The crosstalk between cell signaling and cell resistance in Triple Negative Breast Cancer

Triple Negative Breast Cancer (TNBC) is the most lethal molecular subtype of breast cancer according to a huge heterogeneity, aggressive behavior, and lack of selective treatment strategies. Chemotherapy is the only option available to treat this type of disease, and, unfortunately, chemoresistance is an early and frequent phenomenon in a process that is still largely unknown. The Wnt/β-catenin signaling pathway plays a major role in cell survival and proliferation, as well as in migration, invasion, metastasis, and stem cell renewal in various types.

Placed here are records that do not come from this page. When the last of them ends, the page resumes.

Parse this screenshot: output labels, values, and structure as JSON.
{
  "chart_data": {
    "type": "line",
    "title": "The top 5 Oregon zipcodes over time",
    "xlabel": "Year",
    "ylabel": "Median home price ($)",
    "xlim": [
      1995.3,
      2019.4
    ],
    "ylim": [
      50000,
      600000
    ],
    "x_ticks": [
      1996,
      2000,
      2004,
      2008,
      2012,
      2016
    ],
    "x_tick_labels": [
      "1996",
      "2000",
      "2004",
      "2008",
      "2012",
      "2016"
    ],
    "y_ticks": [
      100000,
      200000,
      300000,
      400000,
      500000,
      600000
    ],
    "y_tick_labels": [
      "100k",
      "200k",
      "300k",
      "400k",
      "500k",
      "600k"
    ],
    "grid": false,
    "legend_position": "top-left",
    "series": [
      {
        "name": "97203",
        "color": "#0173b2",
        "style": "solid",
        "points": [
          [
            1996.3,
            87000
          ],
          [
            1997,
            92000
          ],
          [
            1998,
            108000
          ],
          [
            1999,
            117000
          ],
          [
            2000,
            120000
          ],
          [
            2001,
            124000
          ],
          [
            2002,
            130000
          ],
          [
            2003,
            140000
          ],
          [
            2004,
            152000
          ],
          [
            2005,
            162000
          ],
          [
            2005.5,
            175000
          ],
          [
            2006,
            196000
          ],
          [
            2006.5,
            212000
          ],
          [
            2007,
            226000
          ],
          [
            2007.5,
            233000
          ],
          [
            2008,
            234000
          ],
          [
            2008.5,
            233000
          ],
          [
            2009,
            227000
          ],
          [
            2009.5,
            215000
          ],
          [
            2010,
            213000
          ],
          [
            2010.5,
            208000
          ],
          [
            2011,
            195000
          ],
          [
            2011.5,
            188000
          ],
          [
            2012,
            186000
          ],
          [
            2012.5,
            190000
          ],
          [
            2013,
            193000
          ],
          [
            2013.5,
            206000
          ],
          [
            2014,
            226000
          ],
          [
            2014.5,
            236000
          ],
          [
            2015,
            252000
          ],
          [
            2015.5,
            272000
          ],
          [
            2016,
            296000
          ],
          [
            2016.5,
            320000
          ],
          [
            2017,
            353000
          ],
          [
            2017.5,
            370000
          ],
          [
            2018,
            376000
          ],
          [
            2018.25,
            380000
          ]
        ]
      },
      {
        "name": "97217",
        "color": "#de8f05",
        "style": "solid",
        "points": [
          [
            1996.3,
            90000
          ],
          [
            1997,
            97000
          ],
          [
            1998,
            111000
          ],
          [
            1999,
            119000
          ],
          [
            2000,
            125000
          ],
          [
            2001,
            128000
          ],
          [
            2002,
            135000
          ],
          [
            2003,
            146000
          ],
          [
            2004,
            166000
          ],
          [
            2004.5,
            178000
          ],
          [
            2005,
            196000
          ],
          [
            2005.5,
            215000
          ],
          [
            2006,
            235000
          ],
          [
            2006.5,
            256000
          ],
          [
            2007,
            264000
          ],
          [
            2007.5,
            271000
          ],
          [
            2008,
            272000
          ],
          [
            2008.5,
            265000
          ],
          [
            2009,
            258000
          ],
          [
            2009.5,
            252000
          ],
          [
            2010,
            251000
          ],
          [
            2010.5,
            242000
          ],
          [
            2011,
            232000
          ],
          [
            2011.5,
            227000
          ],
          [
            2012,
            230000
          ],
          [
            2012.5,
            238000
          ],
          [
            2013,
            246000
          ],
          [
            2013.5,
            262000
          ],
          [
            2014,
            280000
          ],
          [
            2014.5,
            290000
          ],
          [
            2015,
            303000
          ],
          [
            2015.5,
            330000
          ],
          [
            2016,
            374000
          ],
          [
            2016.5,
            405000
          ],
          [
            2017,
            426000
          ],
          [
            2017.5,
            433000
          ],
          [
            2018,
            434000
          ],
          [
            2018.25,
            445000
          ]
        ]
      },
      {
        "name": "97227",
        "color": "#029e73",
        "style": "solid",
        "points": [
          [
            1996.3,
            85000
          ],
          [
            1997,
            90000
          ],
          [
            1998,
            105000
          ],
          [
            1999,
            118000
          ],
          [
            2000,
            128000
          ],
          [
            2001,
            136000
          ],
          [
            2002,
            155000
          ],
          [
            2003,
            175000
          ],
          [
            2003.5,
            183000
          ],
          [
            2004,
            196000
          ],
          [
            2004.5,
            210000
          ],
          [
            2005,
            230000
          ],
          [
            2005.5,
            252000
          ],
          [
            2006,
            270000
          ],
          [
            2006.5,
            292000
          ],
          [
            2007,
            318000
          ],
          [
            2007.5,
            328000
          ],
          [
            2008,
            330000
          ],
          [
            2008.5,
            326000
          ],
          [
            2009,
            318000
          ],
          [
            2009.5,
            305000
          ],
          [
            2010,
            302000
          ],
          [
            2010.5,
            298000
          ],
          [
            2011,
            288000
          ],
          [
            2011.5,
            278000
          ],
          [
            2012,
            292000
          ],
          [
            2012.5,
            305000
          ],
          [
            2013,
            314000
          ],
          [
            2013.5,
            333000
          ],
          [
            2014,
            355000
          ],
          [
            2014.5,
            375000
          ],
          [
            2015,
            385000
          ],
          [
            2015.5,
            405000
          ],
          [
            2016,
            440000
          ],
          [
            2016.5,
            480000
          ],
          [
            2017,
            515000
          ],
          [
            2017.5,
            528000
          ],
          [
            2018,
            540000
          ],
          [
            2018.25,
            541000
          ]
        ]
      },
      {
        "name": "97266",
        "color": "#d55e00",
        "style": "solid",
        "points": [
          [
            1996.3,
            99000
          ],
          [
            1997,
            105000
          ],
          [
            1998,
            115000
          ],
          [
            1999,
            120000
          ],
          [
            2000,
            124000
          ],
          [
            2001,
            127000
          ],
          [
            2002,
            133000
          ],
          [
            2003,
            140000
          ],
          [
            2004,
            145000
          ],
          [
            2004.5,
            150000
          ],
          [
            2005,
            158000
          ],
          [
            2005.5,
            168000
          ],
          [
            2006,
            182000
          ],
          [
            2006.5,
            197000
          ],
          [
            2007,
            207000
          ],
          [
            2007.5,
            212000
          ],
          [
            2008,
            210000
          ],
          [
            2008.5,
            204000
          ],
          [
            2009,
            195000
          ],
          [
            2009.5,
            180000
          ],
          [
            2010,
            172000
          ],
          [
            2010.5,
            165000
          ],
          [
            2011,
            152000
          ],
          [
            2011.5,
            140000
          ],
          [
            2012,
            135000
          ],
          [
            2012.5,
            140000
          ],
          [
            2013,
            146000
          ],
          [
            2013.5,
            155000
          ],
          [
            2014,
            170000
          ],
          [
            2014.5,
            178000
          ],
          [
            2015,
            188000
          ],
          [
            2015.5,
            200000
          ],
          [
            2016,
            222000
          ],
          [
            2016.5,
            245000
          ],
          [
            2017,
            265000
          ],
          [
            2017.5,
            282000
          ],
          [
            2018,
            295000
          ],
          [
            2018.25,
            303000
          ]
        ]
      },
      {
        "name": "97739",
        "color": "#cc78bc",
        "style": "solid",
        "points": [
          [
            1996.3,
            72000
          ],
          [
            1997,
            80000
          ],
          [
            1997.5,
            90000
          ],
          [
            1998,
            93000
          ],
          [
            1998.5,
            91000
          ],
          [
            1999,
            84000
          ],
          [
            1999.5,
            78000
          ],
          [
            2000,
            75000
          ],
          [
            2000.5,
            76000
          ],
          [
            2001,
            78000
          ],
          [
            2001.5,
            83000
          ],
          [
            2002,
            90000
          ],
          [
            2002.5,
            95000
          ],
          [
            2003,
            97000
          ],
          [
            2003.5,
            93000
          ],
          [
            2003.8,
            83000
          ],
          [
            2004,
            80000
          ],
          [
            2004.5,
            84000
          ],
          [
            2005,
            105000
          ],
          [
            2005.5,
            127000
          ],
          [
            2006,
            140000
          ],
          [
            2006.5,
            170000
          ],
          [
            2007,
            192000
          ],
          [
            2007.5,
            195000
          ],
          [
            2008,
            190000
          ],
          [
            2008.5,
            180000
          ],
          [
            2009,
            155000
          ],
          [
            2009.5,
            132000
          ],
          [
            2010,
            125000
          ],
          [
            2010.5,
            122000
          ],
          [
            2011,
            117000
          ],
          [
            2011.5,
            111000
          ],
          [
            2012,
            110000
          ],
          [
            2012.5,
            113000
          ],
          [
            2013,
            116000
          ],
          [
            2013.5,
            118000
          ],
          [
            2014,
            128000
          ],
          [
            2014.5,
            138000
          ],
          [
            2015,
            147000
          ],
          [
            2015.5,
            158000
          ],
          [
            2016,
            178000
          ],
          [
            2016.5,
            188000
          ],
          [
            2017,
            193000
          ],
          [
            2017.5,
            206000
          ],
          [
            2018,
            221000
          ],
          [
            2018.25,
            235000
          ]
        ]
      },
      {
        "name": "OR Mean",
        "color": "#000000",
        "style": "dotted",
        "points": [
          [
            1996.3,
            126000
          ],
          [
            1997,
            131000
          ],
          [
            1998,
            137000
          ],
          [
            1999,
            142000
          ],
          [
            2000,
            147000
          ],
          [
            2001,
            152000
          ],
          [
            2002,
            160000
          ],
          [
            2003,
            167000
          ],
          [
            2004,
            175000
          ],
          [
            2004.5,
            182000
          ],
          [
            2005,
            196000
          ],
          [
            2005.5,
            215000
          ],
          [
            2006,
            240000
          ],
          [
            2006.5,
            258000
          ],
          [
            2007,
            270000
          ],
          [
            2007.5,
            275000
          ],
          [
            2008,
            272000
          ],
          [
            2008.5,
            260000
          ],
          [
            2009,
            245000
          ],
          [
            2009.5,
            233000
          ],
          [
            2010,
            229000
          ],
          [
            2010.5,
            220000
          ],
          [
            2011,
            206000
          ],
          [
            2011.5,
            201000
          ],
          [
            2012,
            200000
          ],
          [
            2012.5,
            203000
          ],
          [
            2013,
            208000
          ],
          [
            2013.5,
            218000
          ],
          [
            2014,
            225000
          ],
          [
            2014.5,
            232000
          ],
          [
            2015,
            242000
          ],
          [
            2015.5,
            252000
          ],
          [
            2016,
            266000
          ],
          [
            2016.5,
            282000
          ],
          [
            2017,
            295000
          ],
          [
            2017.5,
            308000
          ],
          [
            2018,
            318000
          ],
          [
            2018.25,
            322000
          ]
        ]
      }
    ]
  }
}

Preliminary results from our group suggest that TNBC chemoresistance could also be acquired by Wnt stimuli, where the Wnt-response enhances a stem-like and low proliferative cellular state. These results also suggest cells are going in apoptosis could be involved in releasing of extracellular biomolecules that enhance and/or activate Wnt pathway spreading the resistance features. Since quiescence and stemness are known as major drivers of resistance and recurrence, a deeper knowledge of how apoptosis and Wnt are involved in these processes and so in the chemoresistance, is needed. Combining data from cell-derived xenografts, patient-derived xenografts (PDXs), and patient datasets, with particular attention to transcriptomic and proteomics analysis, we aim to understand the link among chemotherapy, apoptosis, Wnt- signaling and (chemo-)resistance.